Stopping the Sweet Chariot Celebrations

 
 

 

It’s shaping up to be a scintillating few weeks of rugby after the November international series, even if it is going to be broadcast on an entirely unfamiliar TV3.  England will again be tipped as favourites going into this year’s championship, but Ireland stand a reasonable chance against an Eddie Jones’ side that failed to impress over the November series and appeared uncharacteristically human against Australia. Another team pipping England for the title is not unthinkable, and certainly more likely to occur than last year.

Joe Schmidt commented on the official IRFU website that it was “great to see some competitive depth in certain positions” and there are many UCD players directly involved in this competition and putting their hands up to feature prominently in this year’s campaign. Picking the Irish backrow given the current level of competition is not a managerial headache you would wish on anyone, but one that Joe Schmidt and his backroom team will view as a good problem to have. With Sean O’Brien being unavailable for selection due to injury, UCD’s Josh van der Flier is expected to join Munster’s Peter O’Mahony and CJ Stander in the backrow. Other UCD forwards Dan Leavy, James Ryan and Andrew Porter will be looking to make significant impacts when called upon, with one eye on Japan next year and accumulating invaluable competitive test rugby minutes to be in contention for a place on the plane. Rob Kearney will add much-needed experience to the crop of youthful back three options and Luke McGrath might have overtaken Marmion as Conor Murray’s understudy, given the high standard of the UCD man’s recent performances for his province. His growing partnership with out-half Johnny Sexton and his defensive leadership and work-ethic, with particular reference to the impressive set of three tackles in a row against Cardiff, cannot be overlooked. If this Irish side are still in the running for the championship come Paddy’s Day, expect the UCD boys to have been heavily involved in getting them there.

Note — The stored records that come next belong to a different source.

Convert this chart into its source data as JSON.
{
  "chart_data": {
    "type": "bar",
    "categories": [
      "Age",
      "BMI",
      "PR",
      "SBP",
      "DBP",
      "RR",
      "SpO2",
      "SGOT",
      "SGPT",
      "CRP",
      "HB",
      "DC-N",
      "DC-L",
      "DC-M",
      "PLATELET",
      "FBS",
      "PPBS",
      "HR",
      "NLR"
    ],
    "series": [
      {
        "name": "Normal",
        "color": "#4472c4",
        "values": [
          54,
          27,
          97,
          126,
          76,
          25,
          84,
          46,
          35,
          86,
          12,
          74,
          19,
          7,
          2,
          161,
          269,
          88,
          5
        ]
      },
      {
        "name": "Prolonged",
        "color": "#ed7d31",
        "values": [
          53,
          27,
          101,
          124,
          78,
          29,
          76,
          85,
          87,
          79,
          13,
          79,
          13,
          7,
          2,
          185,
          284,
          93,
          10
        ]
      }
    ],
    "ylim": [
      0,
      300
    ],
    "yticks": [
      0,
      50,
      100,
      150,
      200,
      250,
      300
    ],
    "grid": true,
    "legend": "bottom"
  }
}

Jacques Brunel will be hoping his youthful French side can muster up some French flair, with 17 of the 32-man squad under the age of 25. He has named no less than 6 uncapped players, including the dynamic 19-year old out-half Matthieu Jalibert. Baptiste Serin, Louis Picamoles and Francois Trinh-Duc are the notable omissions from the French side set to face Ireland in what can only be described as a bold move by the new head-coach. We’re hoping that Conor O’Shea’s side can pull a tactical masterstroke out of the new rulebook after Eddie Jones’ churlish reaction to last year’s tactics and the subsequent introduction of the ‘Italian rule’. It seems that despite their vast improvements, Italy will struggle without this tactical advantage and are destined to retain the wooden spoon for another year at least. It will be an enormous task to keep pace with this formidable English side, whom are slowly building towards next year’s world cup and accumulating much silverware on their way. Scotland gave one of the performances of the November series against the All-Blacks and came agonisingly close to beating the team ranked first in the world. No Irish rugby supporters will need remining how our side fared against them last year. With their new lightning-paced, expansive rugby under Gregor Townsend, the opener against the abrasive Welsh side in Cardiff could be the game of the series.

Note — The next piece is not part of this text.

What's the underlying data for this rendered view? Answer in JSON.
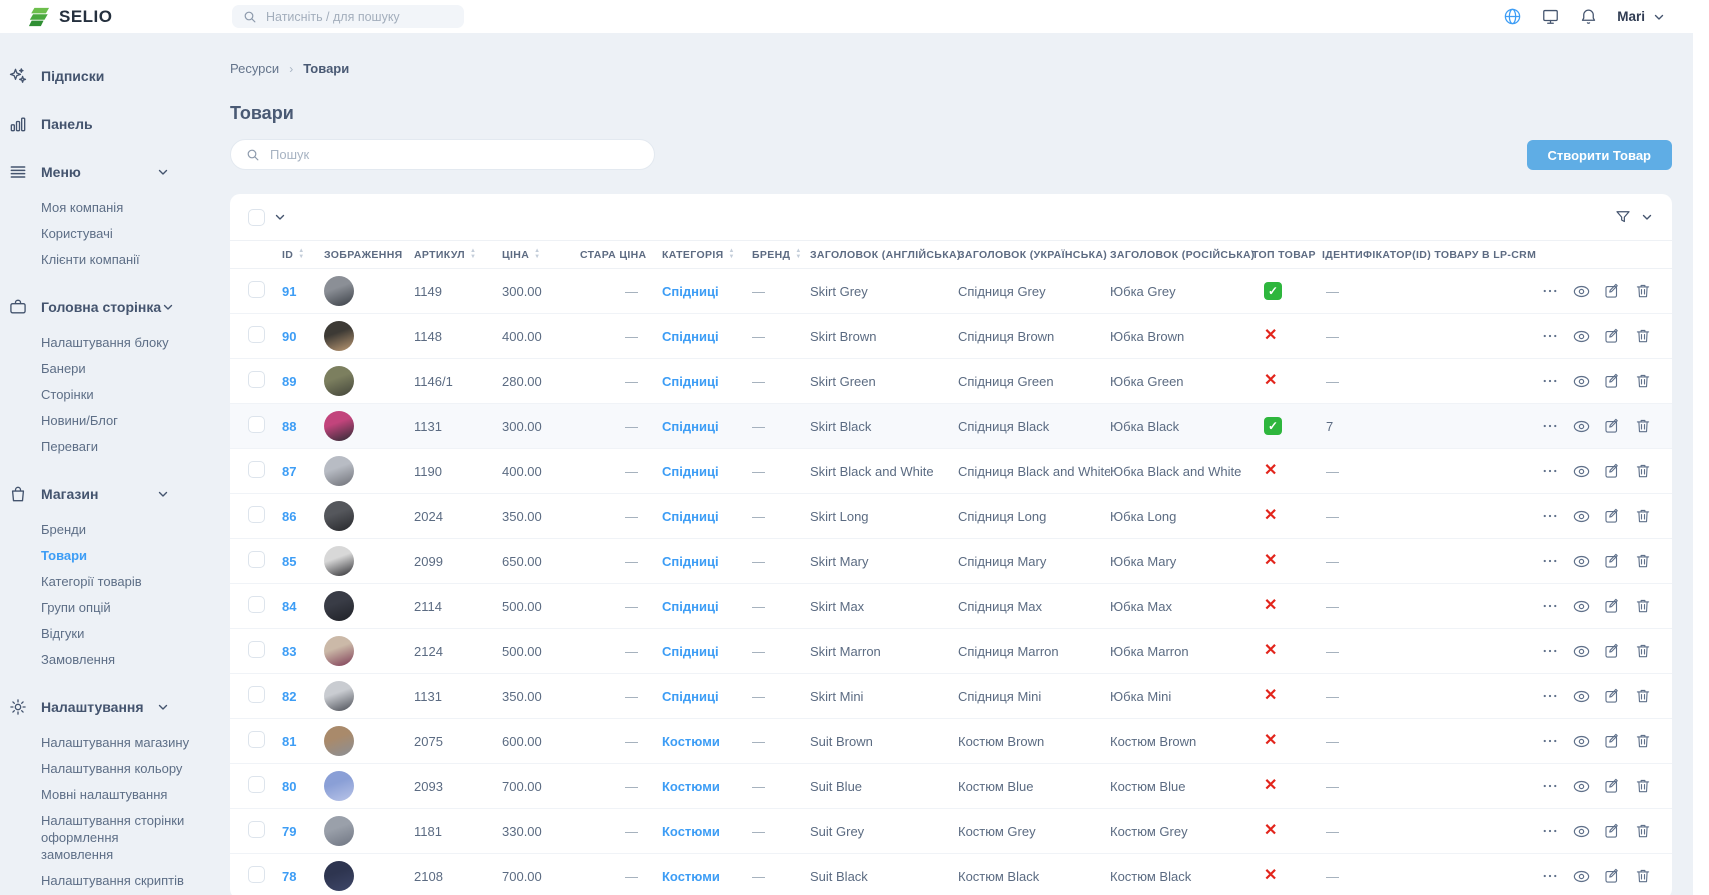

The women’s side of the competition should be an equally entertaining encounter as indicated by last year’s closely contested affair. The Irish team pulled together a victory against the Welsh for new head-coach Adam Griggs and new captain Ciara Griffin in a pre-championship warm-up game and will look forward to their first competitive test away to the French in February. Megan Williams, Alison Miller and Sene Naoupu were all on the scoresheet in Wales and were not included in the 7’s side that travelled to Sydney for the next round of the series. There were some excellent displays from the Irish players throughout the women’s interprovincial series in December and hopefully the girls in green will still be in contention for the championship when they face England in the final game.

Regardless of the outcome, we can expect some highly entertaining rugby from the Irish backline. Stockdale and Conway were both given a lot of game time during the November series and Keith Earls is in an impressive vein of form for Munster. Joey Carbery was tearing open the Fijian defence until his contribution came to an unfortunate end, but he has sufficiently recovered from his injury and could be used very effectively from the bench to expose tired defences with his broken line running and stepping ability. I haven’t even mentioned Jordan Lamour yet. Hopefully this unprecedented competition for places will precipitate strong performances, positive results, because we don’t want to be listening to ‘Swing Low, Sweet Chariot’ for too long on the 17th of March.